Jessica Meuse: “Pumped Up Kicks by Foster the People
Okay. So we all know that this song is about a school shooting, right? It’s a bubbly pop song about an awful thing. Message received. Tonight, Jessica gets up there and does a perfectly serviceable country-rock version of it, but she smiles through the whole thing. Like, she’s not paying attention to the lyrics at all. It’s fucking weird, you guys. Harry calls her out for giving such a breezy vocal performance, and Keith just straight-up laughs through the whole thing. Jennifer thinks she’s doing what Foster the People themselves did, which is dressing upsetting subject matter in a cheery way. I think she’s giving Jess too much credit. Though, helpfully, Jessica does reassure us: “I don’t endorse murder or violent behavior.” Duly noted, Ms. Meuse.

Majesty Rose: “Wake Me Up by Avicii and Aloe Blacc
Majesty kind of Kacey Musgraveses up this song, which plays to her folks strengths but also puts an emphasis on the song itself, which, minus Avicii’s EDM trickery, is not much of a song at all. Plus, her usual winsomeness is at half-strength; she’s spooked from last week’s visit to the Stools of Shame. Harry likes it, Keith doesn’t, Jen says she saw her fear and doesn’t ever want to see it again. I think her goose is cooked.

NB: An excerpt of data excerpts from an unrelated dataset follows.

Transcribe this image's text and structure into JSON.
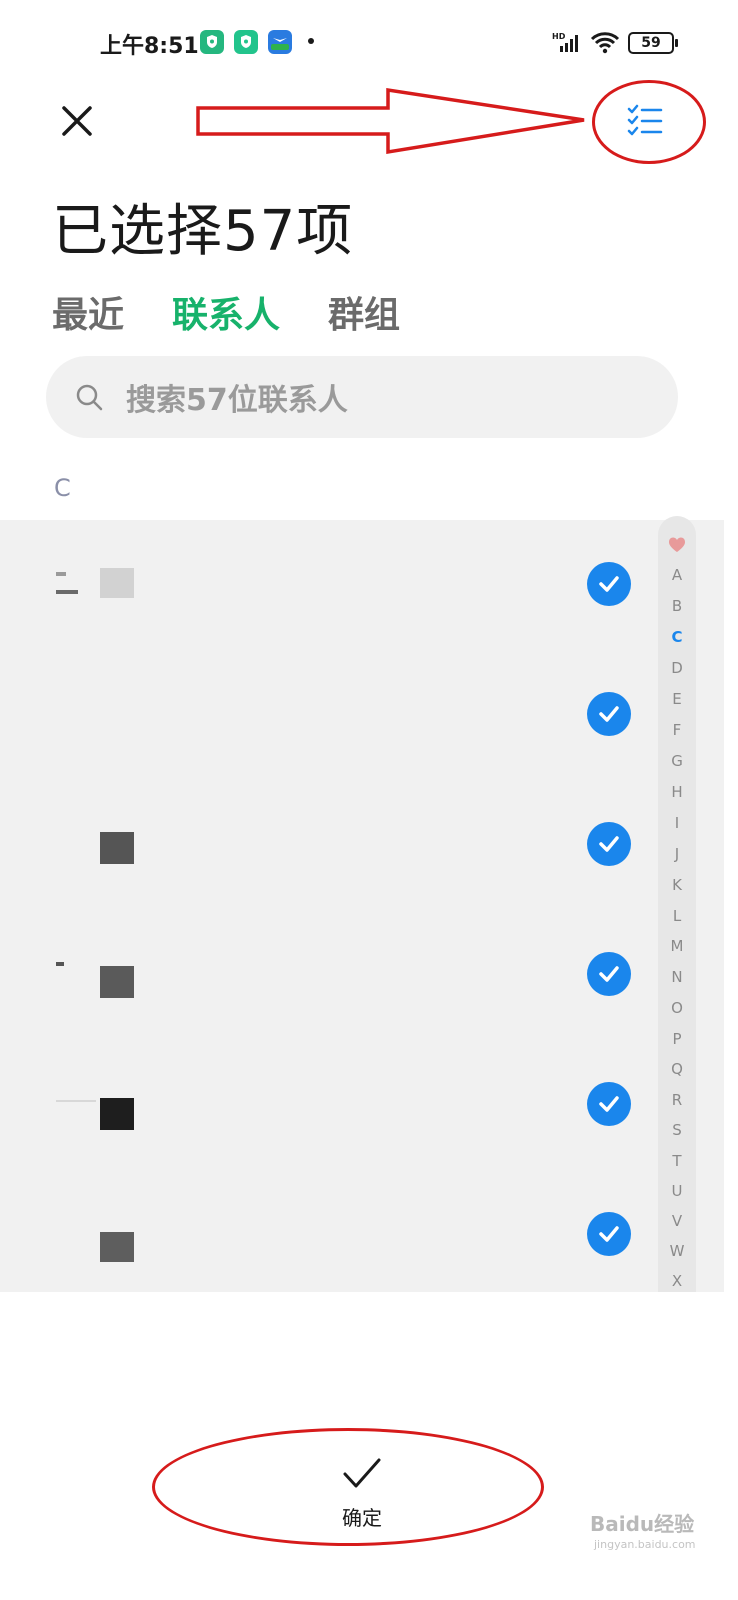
{
  "status_bar": {
    "time": "上午8:51",
    "battery": "59",
    "network_label": "HD"
  },
  "header": {
    "title": "已选择57项"
  },
  "tabs": [
    {
      "label": "最近",
      "active": false
    },
    {
      "label": "联系人",
      "active": true
    },
    {
      "label": "群组",
      "active": false
    }
  ],
  "search": {
    "placeholder": "搜索57位联系人"
  },
  "section_letter": "C",
  "contacts": [
    {
      "selected": true
    },
    {
      "selected": true
    },
    {
      "selected": true
    },
    {
      "selected": true
    },
    {
      "selected": true
    },
    {
      "selected": true
    }
  ],
  "alpha_index": [
    "A",
    "B",
    "C",
    "D",
    "E",
    "F",
    "G",
    "H",
    "I",
    "J",
    "K",
    "L",
    "M",
    "N",
    "O",
    "P",
    "Q",
    "R",
    "S",
    "T",
    "U",
    "V",
    "W",
    "X"
  ],
  "alpha_active": "C",
  "confirm": {
    "label": "确定"
  },
  "watermark": {
    "brand": "Baidu经验",
    "url": "jingyan.baidu.com"
  },
  "colors": {
    "accent_green": "#17b26b",
    "check_blue": "#1a86ec",
    "annotation_red": "#d61b1b"
  }
}
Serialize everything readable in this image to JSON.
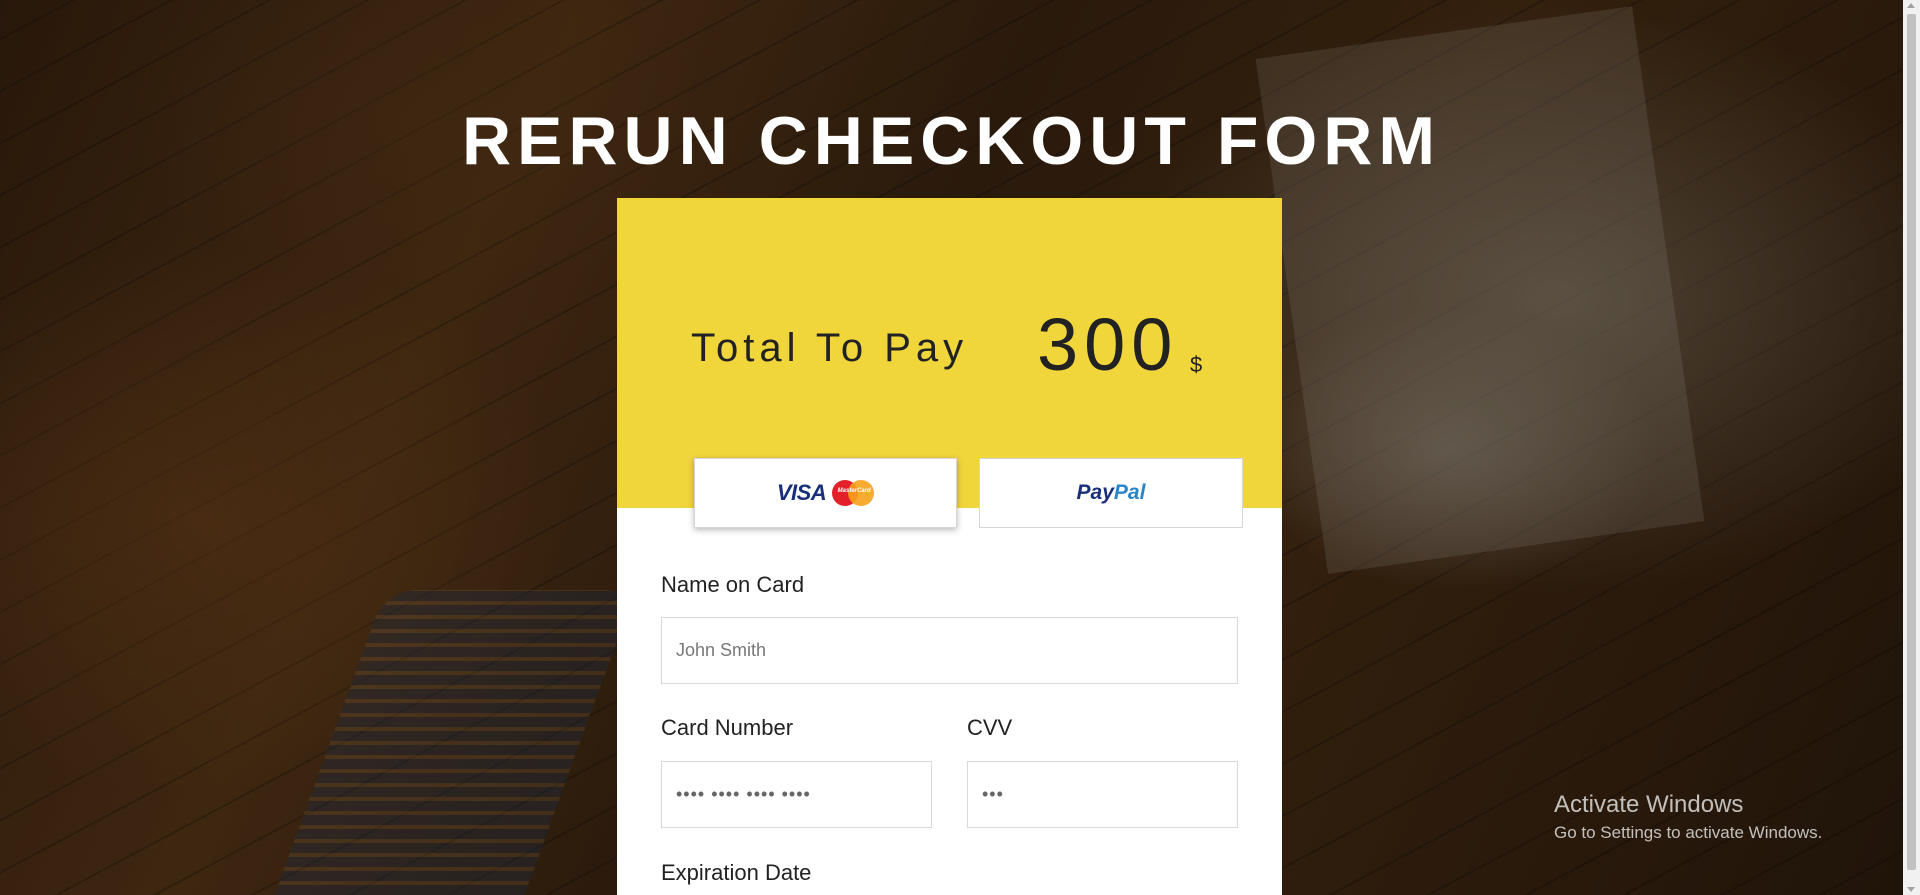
{
  "page": {
    "title": "RERUN CHECKOUT FORM"
  },
  "summary": {
    "total_label": "Total To Pay",
    "amount": "300",
    "currency": "$"
  },
  "payment_methods": {
    "visa_label": "VISA",
    "mastercard_label": "MasterCard",
    "paypal_part1": "Pay",
    "paypal_part2": "Pal",
    "selected": "card"
  },
  "form": {
    "name_label": "Name on Card",
    "name_placeholder": "John Smith",
    "card_number_label": "Card Number",
    "card_number_placeholder": "•••• •••• •••• ••••",
    "cvv_label": "CVV",
    "cvv_placeholder": "•••",
    "expiration_label": "Expiration Date"
  },
  "windows_notice": {
    "line1": "Activate Windows",
    "line2": "Go to Settings to activate Windows."
  },
  "colors": {
    "accent": "#f0d53b",
    "title": "#ffffff",
    "card_bg": "#ffffff"
  }
}
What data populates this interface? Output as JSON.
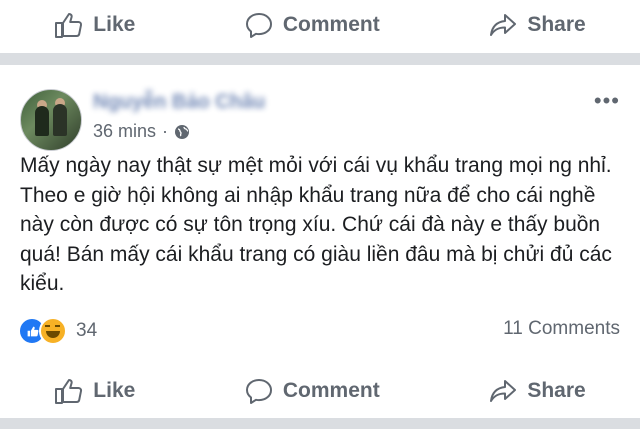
{
  "actions_top": {
    "like": "Like",
    "comment": "Comment",
    "share": "Share"
  },
  "post": {
    "author": "Nguyễn Bảo Châu",
    "time": "36 mins",
    "dot": "·",
    "text": "Mấy ngày nay thật sự mệt mỏi với cái vụ khẩu trang mọi ng nhỉ. Theo e giờ hội không ai nhập khẩu trang nữa để cho cái nghề này còn được có sự tôn trọng xíu. Chứ cái đà này e thấy buồn quá! Bán mấy cái khẩu trang có giàu liền đâu mà bị chửi đủ các kiểu.",
    "more": "•••",
    "reaction_count": "34",
    "comments": "11 Comments"
  },
  "actions_bottom": {
    "like": "Like",
    "comment": "Comment",
    "share": "Share"
  },
  "colors": {
    "link": "#385898",
    "muted": "#606770",
    "like_blue": "#2078f4",
    "haha_yellow": "#f7b125",
    "separator": "#dadde1"
  },
  "icons": [
    "thumbs-up-icon",
    "comment-bubble-icon",
    "share-arrow-icon",
    "globe-icon",
    "more-icon",
    "like-reaction-icon",
    "haha-reaction-icon"
  ]
}
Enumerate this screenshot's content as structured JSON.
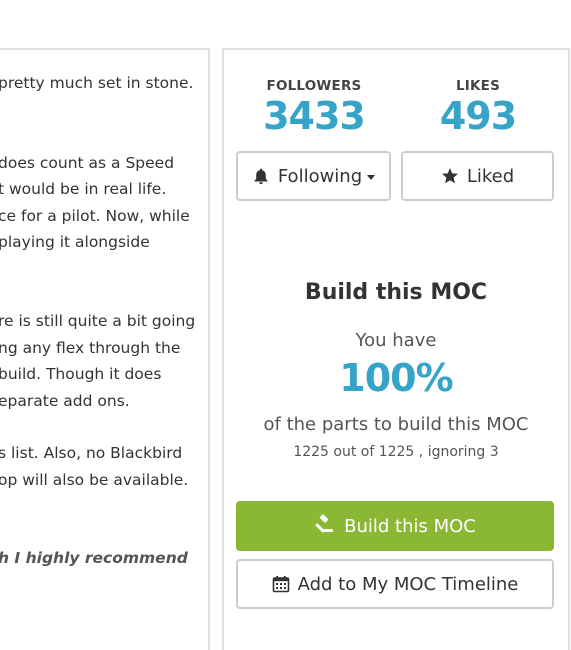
{
  "description": {
    "lines": [
      "pretty much set in stone.",
      "does count as a Speed",
      "t would be in real life.",
      "ce for a pilot. Now, while",
      "playing it alongside",
      "re is still quite a bit going",
      "ng any flex through the",
      " build. Though it does",
      "eparate add ons.",
      "s list. Also, no Blackbird",
      "op will also be available.",
      "h I highly recommend"
    ]
  },
  "stats": {
    "followers_label": "FOLLOWERS",
    "followers_value": "3433",
    "likes_label": "LIKES",
    "likes_value": "493"
  },
  "actions": {
    "following_label": "Following",
    "liked_label": "Liked"
  },
  "build": {
    "title": "Build this MOC",
    "you_have": "You have",
    "percent": "100%",
    "parts_text": "of the parts to build this MOC",
    "parts_count": "1225 out of 1225 , ignoring 3",
    "build_button": "Build this MOC",
    "timeline_button": "Add to My MOC Timeline"
  },
  "colors": {
    "accent_blue": "#36a3c9",
    "build_green": "#8ab834"
  },
  "icons": {
    "following": "bell-icon",
    "liked": "star-icon",
    "build": "gavel-icon",
    "timeline": "calendar-icon"
  }
}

Sam Woolf: “We Are Young by fun.
I always forget Sam Woolf when he’s not there. And sometimes, like I do twice tonight, I forget him when he’s performing. The song itself does him no favors; you really need Nate Ruess’s tone to sell it effectively. Otherwise you paradoxically sound old, which is a weird thing to say about a guy you’d card at the box office for a PG-13 film. Anyway, Keith and Jen love it, while Harry continues to call Sam out for his timidity. He says he wants the first-audition Sam, the guy who sang “Lego House.” I forgot about that guy too.

So there it is! I think Majesty and MK will be in the bottom two, and I think Alex and Malaya need to teach the rest of the gang how it’s done. And seriously, what happened to this season?